我们每天的工作主要是查阅邮件,了解最新进展;给建筑师打电话、发传真。为了有效利用时间,我们早上和日本专家联系,下午下班前和欧美建筑师联系——因为时差,他们才刚刚上班。因此,我们经常忙活到深夜。
3个月内,我们联系了50余位享誉国际的建筑师、中国工程院院士以及博物馆专家,拨打了200余次电话,发送了近百封电子邮件和信函。
鲍里斯·米加、奥雷·舍人、三轮嘉六、李道增、何镜堂、江欢成、陈建明、魏春雨8位评委的邀请相对顺利。
但最重要的评委会主席却迟迟没有结果——我们希望,由建筑界最高奖项普利兹克奖的得主担任。他们都是当今炙手可热的建筑师,工作繁忙,行程紧张,邀请难度可想而知。
93岁高龄的贝聿铭收到邮件后很高兴。他因为年事已高,身体欠佳,所以不能应邀。他为评审工作成功进行送上了祝福。
一段时间内,工作都没有进展。直到2011年1月27日,我终于接到了好消息。
那天下午,馆里在开年终总结大会。我的电话响起,听筒那边传来一个说着英语、苍老有些含糊的声音。
是汉斯·霍莱因!1985年普利兹克奖得主!
我激动极了,整个人直接从会场的座位上弹了起来。汉斯·霍莱因说,接到我们的电子邮件和传真很开心,他愿意到长沙来,希望知道评审会和其他评委的相关情况。
不过,我们才开心了两天,他又打了个电话,说由于个人原因不能来了。我从他闪烁的言辞中,感觉到他还是很想来的。

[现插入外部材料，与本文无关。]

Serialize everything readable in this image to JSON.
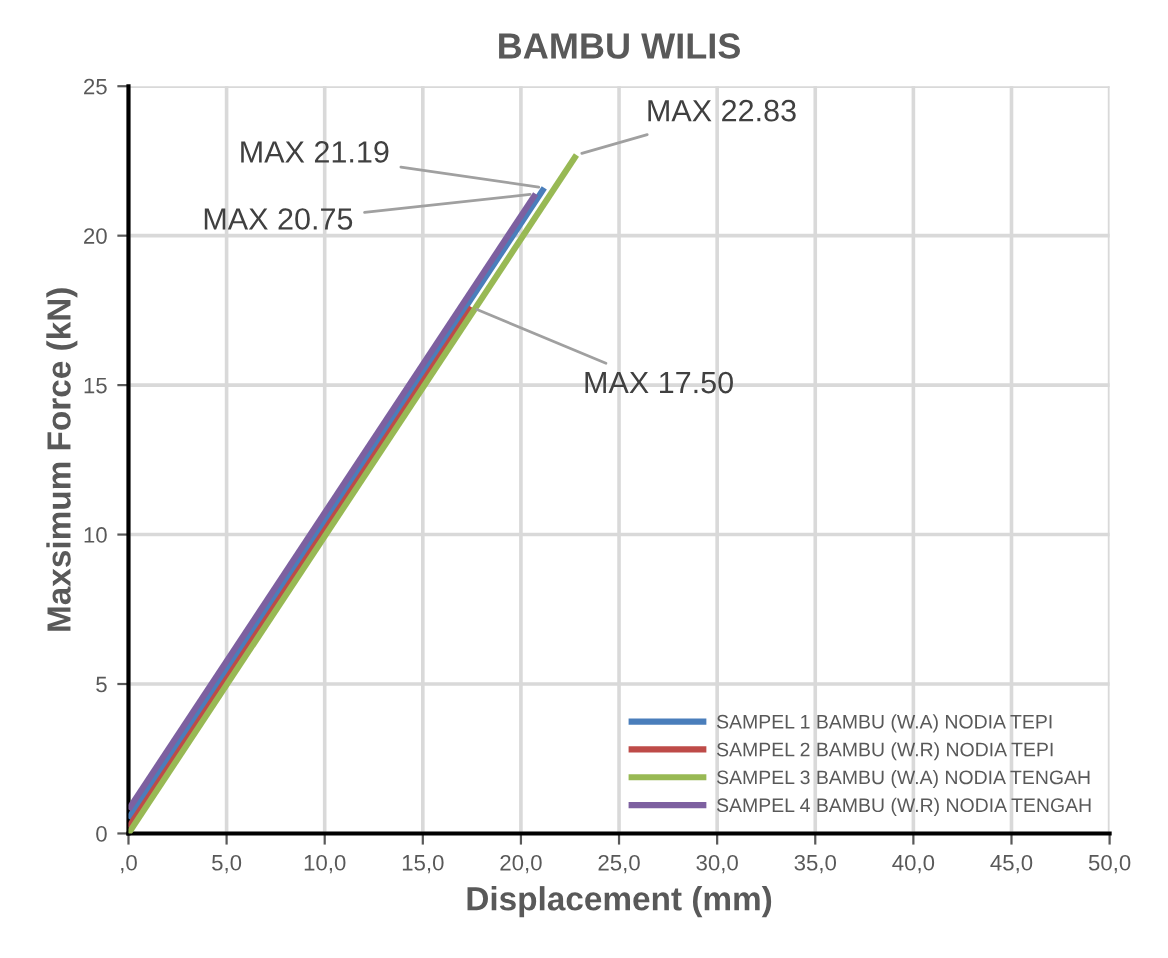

领导听了我的汇报后,要我们不放弃,保持和汉斯·霍莱因的联系,但也要做两手准备。
为了再次打动汉斯·霍莱因,春节期间,我们每天都定时发邮件、打电话问候。十几天后,他的态度有了明显转变。
2011年2月11日深夜,老先生又来电话了。他告诉我们,上次“爽约”是因为女儿担心他的身体,极力反对。最终,他决定来长沙。
当白发苍苍的汉斯·霍莱因步履蹒跚、不远万里来到我们面前时,我们热情地拥抱了他。